El éxito embriagó al ex objetor de conciencia Epaminondas, quien, con Pelópidas, se convenció de poder dar a Tebas aquella preeminencia a la que en adelante Esparta y Atenas debían renunciar. Irrumpió en el Peloponeso, liberó Mesenia, fundó Megalópolis para que los árcades, que jamás se habían sometido a Esparta, hicieran de ella su fortaleza, y avanzó incluso hasta Laconia, o sea en el corazón del enemigo, cosa que nunca había sucedido y que nos demuestra en qué se habían convertido los famosos guerreros de Esparta.

Pero una vez más los odios y los celos impidieron que Grecia se unificase. Atenas, que había saludado con gozo la victoria tebana en Leuctra como fin de la preponderancia espartana, veía hora con recelo la consolidación de la tebana. Tanto, que se coligó con el viejo enemigo mortal, a cuyo Ejército unió el suyo para cortar el paso a Epaminondas. La batalla tuvo lugar en Mantinea, el año 362 antes de Jesucristo. Epaminondas venció una vez más, pero fue muerto en combate por Grilo, hijo de Jenofonte. Y con él se esfumaron los sueños hegemónicos de Tebas.

Ninguna de las tres grandes ciudades griegas tenía la fuerza para imponer la propia supremacía, pero cada una tenía la de impedir la ajena. Como Europa después de la Segunda Guerra Mundial, Grecia estuvo después de Leuctra y Mantinea, más dividida y fue más egoísta, más disparatada y más débil que antes.

CAPÍTULO XLI

La decadencia de la
polis

Después de la muerte de Epaminondas y el ocaso de la efímera supremacía de Tebas, Atenas se ilusionó con poder recobrar su antigua posición imperial. Había reconstruido sus murallas y, bien o mal, seguía siendo la única potencia naval de Grecia. Sus viejos satélites, ahora que habían comprobado de qué pasta eran los llamados «liberadores», tenían muchas menos prevenciones para con el antiguo amo, y las prolongadas guerras en que se habían visto envueltos les enseñaron que no podían defenderse solos.

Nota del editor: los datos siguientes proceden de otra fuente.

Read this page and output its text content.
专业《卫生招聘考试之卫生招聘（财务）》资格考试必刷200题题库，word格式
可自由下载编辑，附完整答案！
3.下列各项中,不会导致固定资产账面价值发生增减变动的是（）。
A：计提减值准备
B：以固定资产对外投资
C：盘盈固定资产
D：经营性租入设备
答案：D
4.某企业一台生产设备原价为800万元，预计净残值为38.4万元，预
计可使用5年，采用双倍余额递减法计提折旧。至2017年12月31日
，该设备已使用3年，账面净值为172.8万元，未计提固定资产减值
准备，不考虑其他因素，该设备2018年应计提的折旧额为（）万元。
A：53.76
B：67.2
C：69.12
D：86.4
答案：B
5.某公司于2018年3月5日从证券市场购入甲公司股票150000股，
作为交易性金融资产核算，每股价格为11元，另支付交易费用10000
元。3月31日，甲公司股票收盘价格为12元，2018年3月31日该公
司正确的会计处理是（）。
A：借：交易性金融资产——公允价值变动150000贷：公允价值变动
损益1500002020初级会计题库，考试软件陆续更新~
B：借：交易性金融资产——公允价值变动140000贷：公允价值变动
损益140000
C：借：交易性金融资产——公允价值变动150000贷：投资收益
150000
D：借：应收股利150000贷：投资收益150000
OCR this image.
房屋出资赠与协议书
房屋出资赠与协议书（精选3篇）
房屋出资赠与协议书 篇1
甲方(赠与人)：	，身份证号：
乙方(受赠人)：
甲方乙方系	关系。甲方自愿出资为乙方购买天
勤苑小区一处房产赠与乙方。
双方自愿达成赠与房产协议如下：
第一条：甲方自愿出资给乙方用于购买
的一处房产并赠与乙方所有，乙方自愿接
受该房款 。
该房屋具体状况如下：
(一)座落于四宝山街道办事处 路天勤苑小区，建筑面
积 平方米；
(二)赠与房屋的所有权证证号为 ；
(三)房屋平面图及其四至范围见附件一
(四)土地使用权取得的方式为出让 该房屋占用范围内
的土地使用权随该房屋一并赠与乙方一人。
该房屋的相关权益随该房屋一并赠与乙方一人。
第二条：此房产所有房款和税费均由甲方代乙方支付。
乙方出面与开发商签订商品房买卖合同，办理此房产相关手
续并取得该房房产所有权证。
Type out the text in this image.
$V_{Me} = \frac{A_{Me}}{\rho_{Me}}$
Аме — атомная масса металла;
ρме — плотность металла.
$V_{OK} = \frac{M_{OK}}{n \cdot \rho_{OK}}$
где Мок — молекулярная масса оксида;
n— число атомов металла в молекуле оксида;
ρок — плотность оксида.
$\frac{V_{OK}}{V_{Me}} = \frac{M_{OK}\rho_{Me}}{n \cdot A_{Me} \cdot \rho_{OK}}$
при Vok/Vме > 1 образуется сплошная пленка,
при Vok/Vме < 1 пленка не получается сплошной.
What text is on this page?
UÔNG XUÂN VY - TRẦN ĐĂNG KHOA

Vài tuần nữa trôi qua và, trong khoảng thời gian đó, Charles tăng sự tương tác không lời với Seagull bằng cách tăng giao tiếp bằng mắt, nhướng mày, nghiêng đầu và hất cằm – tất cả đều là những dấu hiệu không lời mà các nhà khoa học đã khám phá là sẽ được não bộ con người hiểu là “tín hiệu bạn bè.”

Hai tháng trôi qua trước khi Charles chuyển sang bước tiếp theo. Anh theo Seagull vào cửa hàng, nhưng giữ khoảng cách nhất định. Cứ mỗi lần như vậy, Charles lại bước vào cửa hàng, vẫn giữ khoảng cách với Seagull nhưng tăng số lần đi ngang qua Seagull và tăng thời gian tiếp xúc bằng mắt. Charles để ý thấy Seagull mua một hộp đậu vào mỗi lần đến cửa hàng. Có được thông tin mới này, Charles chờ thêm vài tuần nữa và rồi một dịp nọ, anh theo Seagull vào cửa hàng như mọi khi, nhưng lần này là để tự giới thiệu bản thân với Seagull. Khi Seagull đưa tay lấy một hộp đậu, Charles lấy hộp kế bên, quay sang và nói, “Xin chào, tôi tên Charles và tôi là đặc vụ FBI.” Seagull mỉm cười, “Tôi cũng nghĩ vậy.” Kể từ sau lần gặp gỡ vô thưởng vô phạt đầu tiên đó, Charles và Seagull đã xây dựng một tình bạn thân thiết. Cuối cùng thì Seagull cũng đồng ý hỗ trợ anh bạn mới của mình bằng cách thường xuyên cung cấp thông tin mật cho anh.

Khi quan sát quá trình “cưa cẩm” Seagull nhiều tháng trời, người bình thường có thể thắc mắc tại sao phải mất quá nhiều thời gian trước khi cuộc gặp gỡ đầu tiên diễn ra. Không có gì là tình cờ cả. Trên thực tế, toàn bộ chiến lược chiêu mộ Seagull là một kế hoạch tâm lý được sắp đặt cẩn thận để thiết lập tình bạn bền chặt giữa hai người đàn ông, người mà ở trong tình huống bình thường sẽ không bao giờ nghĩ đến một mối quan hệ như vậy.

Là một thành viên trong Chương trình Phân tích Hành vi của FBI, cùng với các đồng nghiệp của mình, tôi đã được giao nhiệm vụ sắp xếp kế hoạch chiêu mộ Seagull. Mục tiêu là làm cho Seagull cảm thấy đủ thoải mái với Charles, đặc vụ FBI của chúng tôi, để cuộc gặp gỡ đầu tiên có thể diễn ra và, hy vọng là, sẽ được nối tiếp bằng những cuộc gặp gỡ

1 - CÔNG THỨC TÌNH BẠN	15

Pero la baza más fuerte que Atenas había sabido conservar en la mano era la dracma, que había permanecido, en medio de tantas vicisitudes, casi inalterada. Los gobiernos atenienses, fuesen de derechas o de izquierdas lo habían volcado todo, sin ahorrar, en el horno de la guerra. Escuadras enteras se habían ido a pique, la población estaba diezmada, y el Ática entera, o sea todos los recursos agrícolas, habían sido desbaratados y asolados por invasiones y saqueos. Pero se habían entercado en la defensa de la dracma, negándose a desvalorizarla con la inflación. Con ella se compraba todavía una medida de trigo, y su valor en plata no había variado. El de Atenas era aún el único sistema bancario organizado racionalmente. Y todo el comercio internacional del Mediterráneo estaba basado en su moneda.